Kenmore also makes a number of laundry centers, but most receive only a few reviews from users at Sears.com (the only site that sells Kenmore appliances). However, the 24-inch Kenmore 88752 (*Est. $1,450 ) has amassed about 40 reviews, with a middling 3.5-star average rating (out of 5). Like the Whirlpool LTE5243DQ, the Kenmore 88752 has a top-loading washer with a small 1.5-cubic-foot capacity and a 3.4-cubic-foot electric dryer. Other features include nine wash cycles, seven drying cycles, dial controls, an end-of-cycle signal and a one-year warranty. The dryer does not include a moisture sensor, however, and the washer is not Energy Star-certified. This laundry center runs on a 240-volt current, so the washer and dryer can be used at the same time.

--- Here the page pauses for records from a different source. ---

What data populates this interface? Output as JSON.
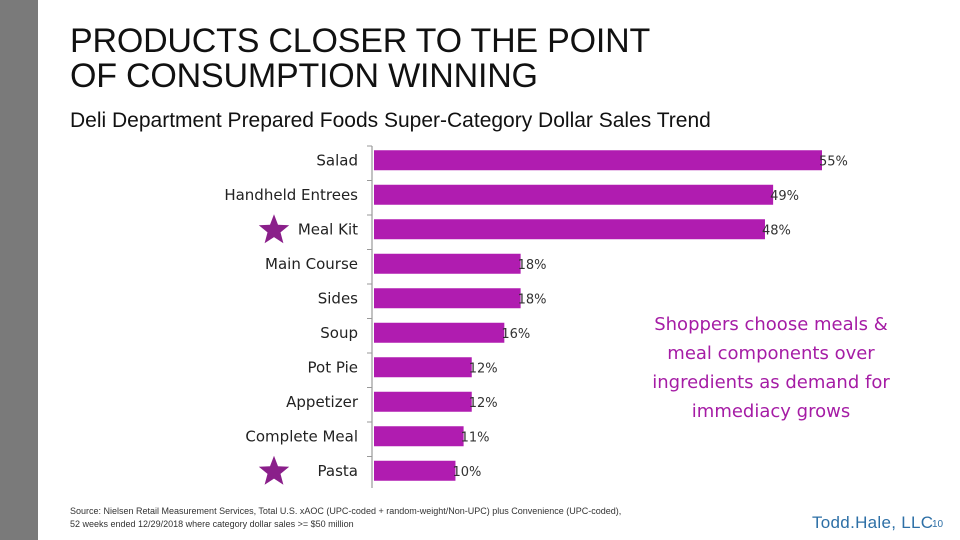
{
  "slide": {
    "title_line1": "PRODUCTS CLOSER TO THE POINT",
    "title_line2": "OF CONSUMPTION WINNING",
    "subtitle": "Deli Department Prepared Foods Super-Category Dollar Sales Trend",
    "callout": "Shoppers choose meals & meal components over ingredients as demand for immediacy grows",
    "source_line1": "Source: Nielsen Retail Measurement Services, Total U.S. xAOC (UPC-coded + random-weight/Non-UPC) plus Convenience (UPC-coded),",
    "source_line2": "52 weeks ended 12/29/2018 where category dollar sales >= $50 million",
    "brand": "Todd.Hale, LLC",
    "page_number": "10"
  },
  "colors": {
    "bar": "#b01cb0",
    "star": "#8a1f8a",
    "axis": "#999999",
    "left_band": "#7a7a7a"
  },
  "chart_data": {
    "type": "bar",
    "orientation": "horizontal",
    "categories": [
      "Salad",
      "Handheld Entrees",
      "Meal Kit",
      "Main Course",
      "Sides",
      "Soup",
      "Pot Pie",
      "Appetizer",
      "Complete Meal",
      "Pasta"
    ],
    "values": [
      55,
      49,
      48,
      18,
      18,
      16,
      12,
      12,
      11,
      10
    ],
    "labels": [
      "55%",
      "49%",
      "48%",
      "18%",
      "18%",
      "16%",
      "12%",
      "12%",
      "11%",
      "10%"
    ],
    "starred": [
      "Meal Kit",
      "Pasta"
    ],
    "unit": "%",
    "xlim": [
      0,
      55
    ]
  }
}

Users at Sears.com are divided over the Kenmore 88752. Some users report great success with this laundry center, and they particularly praise the unit's convenience and space savings. It's also easy to use and operate, according to reviews. However, others are frustrated by its small capacity. There are also a number of reliability complaints, including broken water pumps, leaks and loud noises that develop over time. Interestingly, the gas version of this laundry center, the Kenmore 98752 (*Est. $1,475) does not seem to have similar problems. Although we found only a dozen or so reviews for this model, several of them actually praise its reliability, saying it has lasted for 10 years or more.